24. Sekarat Karena Cemburu

1.3K 171 8
                                    

Kalau nanti, saat interview untuk pekerjaan baru ada pertanyaan tentang kejadian apa yang paling menakutkan di dalam hidup, maka dengan yakin Maura akan menjawab, "Mendaki gunung dengan penderita narkolepsi yang katapleksinya kambuh di saat hujan lebat di antara dekapan kabut tebal dan asap belerang yang menyengat."

Sumpah, Maura mungkin akan kebal bertemu hantu setelah kejadian itu. Tidak ada hal lain yang lebih menakutkan lagi melihat Chris tidak sadarkan diri untuk kedua kalinya.

Perasaan yang berlebihan dan aneh, Maura paham itu.

Bahkan, sampai sekarang, sampai mereka sudah tiba di Jakarta dan sudah berada di apartemen Chris, kejadian itu masih menjadi mimpi buruk di tiap malam Maura.

"Mbak, jangan melamun. Telurnya gosong." Darma menepuk pundak Maura dan tersenyum konyol.

Maura langsung tersadar dan mengangkat telur mata sapi untuk sarapan mereka bertiga. Hari ini, hari terakhir Darma bertugas.
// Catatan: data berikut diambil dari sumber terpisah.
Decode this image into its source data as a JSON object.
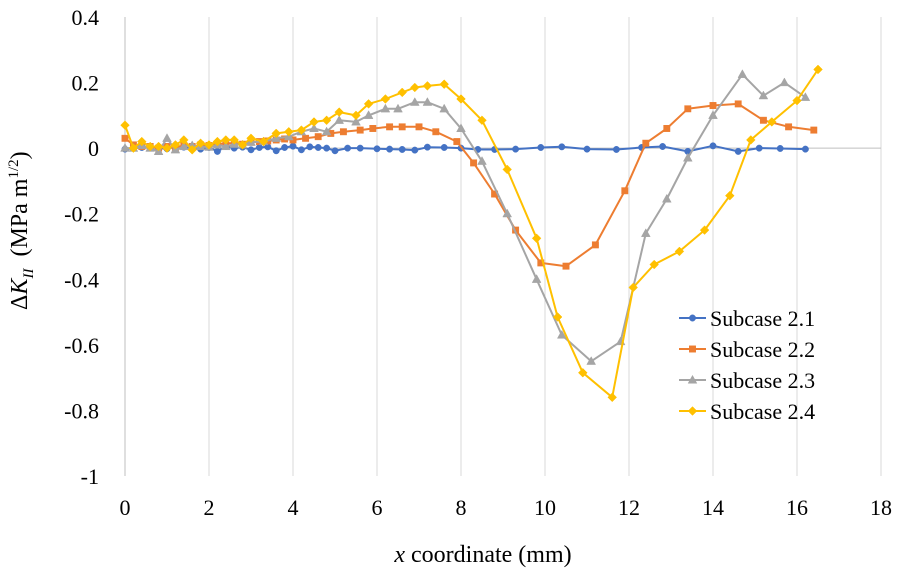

Setelah 18 hari bersama menjalani petualangan yang menakjubkan bersama Chris, Darma dengan berat hati harus pulang ke Jogja.

Bukan karena bayaran yang dia dapat sangat tinggi untuk seukuran sopir sewaan, tapi karena bersama Chris dan Maura, Darma mendapatkan banyak pelajaran berharga. Salah satunya, untuk bersyukur bahwa dia dan keluarganya memiliki fisik yang sehat dan sempurna. Tanpa kelainan, tanpa kesakitan abstrak seperti yang Chris miliki.

"Mas, padahal istirahat dulu sehari dua hari lagi di sini. Nanti biarin, mobilnya aku itung sewa, yang penting Mas Darma jangan buru-buru balik," kata Chris dengan muka bantalnya.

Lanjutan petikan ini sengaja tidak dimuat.